Comment on 1U mini PC for AI?
brucethemoose@lemmy.world 1 week agoIt’s PCIe 4 :(.
but these laptop chips are pretty constrained lanes wise
Indeed. I read Strix Halo only has 16 PCIe 4 lanes in addition to its USB4, which is resonable given this isn’t supposed to be paired with discrete graphics. But I’d happily trade an NVMe slot (still leaving one) to for x8.
MalReynolds@piefed.social 1 week ago
Boo! Silly me thinking DDR5 implied PCIe5, what a shame.
Feels like they're testing the waters with Halo, hopefully a loud 'waters great, dive in' signal gets through and we get something a bit fitter for desktop use, maybe with more memory (and bandwidth) next gen. Still, gotta love the power usage, makes for one hell of a NAS / AI inference server (and inference isn't that fussy about PCIe bandwidth, hell eGPU works fine as long as the model / expert fits in VRAM.
brucethemoose@lemmy.world 1 week ago
Rumor is it’s successor is 384 bit, and after that their designs are even more modular:
techpowerup.com/…/amds-next-gen-udna-four-die-siz…
Hybrid inference actually is pretty sensitive to PCIe bandwidth, unfortunately, but again I don’t think many people intend on hanging an AMD GPU off these Strix Halo boards, lol.
princessnorah@lemmy.blahaj.zone 6 days ago
I don’t know that that is necessarily true. Having a gaming machine that can play any game and dynamically switches between a high-power draw dGPU and a genuinely capable low-power draw iGPU actually sounds amazing. That’s always been possible with every laptop that has a dGPU but their associated iGPU has often been bottom of the barrel bc “why would you use it” for intensive tasks. But a “desktop” build as a lounge room gaming PC, where you can throw whatever at it and it’ll run as quietly as it can, while being able to play AAAs at 4K60, sounds amazing.
brucethemoose@lemmy.world 6 days ago
Eh, actually that’s not what I had in mind:
Discrete desktop graphics idle hot. I think my 3090 uses at least 40W doing literally nothing.
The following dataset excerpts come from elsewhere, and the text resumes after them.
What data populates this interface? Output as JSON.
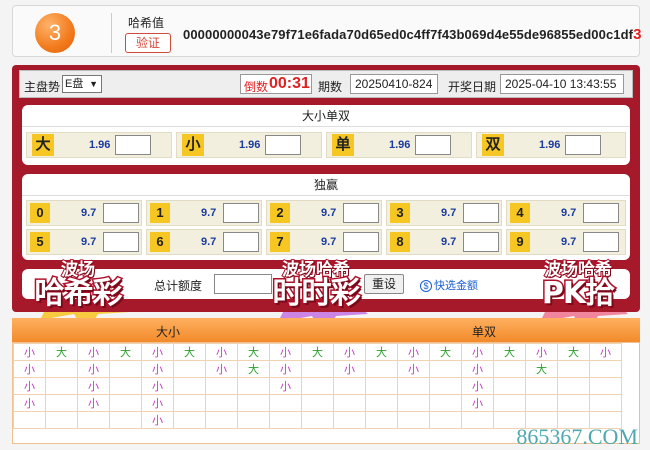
{
  "result": {
    "number": "3",
    "hash_label": "哈希值",
    "verify_label": "验证",
    "hash_main": "00000000043e79f71e6fada70d65ed0c4ff7f43b069d4e55de96855ed00c1df",
    "hash_last": "3"
  },
  "toolbar": {
    "market_label": "主盘势",
    "market_value": "E盘",
    "countdown_label": "倒数",
    "countdown_value": "00:31",
    "period_label": "期数",
    "period_value": "20250410-824",
    "draw_date_label": "开奖日期",
    "draw_date_value": "2025-04-10 13:43:55"
  },
  "size_parity": {
    "title": "大小单双",
    "items": [
      {
        "tag": "大",
        "odds": "1.96"
      },
      {
        "tag": "小",
        "odds": "1.96"
      },
      {
        "tag": "单",
        "odds": "1.96"
      },
      {
        "tag": "双",
        "odds": "1.96"
      }
    ]
  },
  "single": {
    "title": "独赢",
    "items": [
      {
        "tag": "0",
        "odds": "9.7"
      },
      {
        "tag": "1",
        "odds": "9.7"
      },
      {
        "tag": "2",
        "odds": "9.7"
      },
      {
        "tag": "3",
        "odds": "9.7"
      },
      {
        "tag": "4",
        "odds": "9.7"
      },
      {
        "tag": "5",
        "odds": "9.7"
      },
      {
        "tag": "6",
        "odds": "9.7"
      },
      {
        "tag": "7",
        "odds": "9.7"
      },
      {
        "tag": "8",
        "odds": "9.7"
      },
      {
        "tag": "9",
        "odds": "9.7"
      }
    ]
  },
  "bottom": {
    "total_label": "总计额度",
    "reset_label": "重设",
    "quick_label": "快选金额",
    "quick_icon": "$"
  },
  "promos": [
    {
      "line1": "波场",
      "line2": "哈希彩"
    },
    {
      "line1": "波场哈希",
      "line2": "时时彩"
    },
    {
      "line1": "波场哈希",
      "line2": "PK拾"
    }
  ],
  "trend": {
    "head_size": "大小",
    "head_parity": "单双",
    "rows": [
      [
        "小",
        "大",
        "小",
        "大",
        "小",
        "大",
        "小",
        "大",
        "小",
        "大",
        "小",
        "大",
        "小",
        "大",
        "小",
        "大",
        "小",
        "大",
        "小"
      ],
      [
        "小",
        "",
        "小",
        "",
        "小",
        "",
        "小",
        "大",
        "小",
        "",
        "小",
        "",
        "小",
        "",
        "小",
        "",
        "大",
        "",
        ""
      ],
      [
        "小",
        "",
        "小",
        "",
        "小",
        "",
        "",
        "",
        "小",
        "",
        "",
        "",
        "",
        "",
        "小",
        "",
        "",
        "",
        ""
      ],
      [
        "小",
        "",
        "小",
        "",
        "小",
        "",
        "",
        "",
        "",
        "",
        "",
        "",
        "",
        "",
        "小",
        "",
        "",
        "",
        ""
      ],
      [
        "",
        "",
        "",
        "",
        "小",
        "",
        "",
        "",
        "",
        "",
        "",
        "",
        "",
        "",
        "",
        "",
        "",
        "",
        ""
      ]
    ]
  },
  "watermark": "865367.COM"
}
It’s always better to run big dies slower than small dies quicker. In other words, if you underclocked a big desktop GPU to 1/2 its peak clockspeed, it would use less than a fourth of the energy and run basically inaudible… so why keep a big iGPU around?
My use case was multitasking and compute stuff. EG game/use the discrete GPU while your IGP churns away running something. Or combine them in some workloads.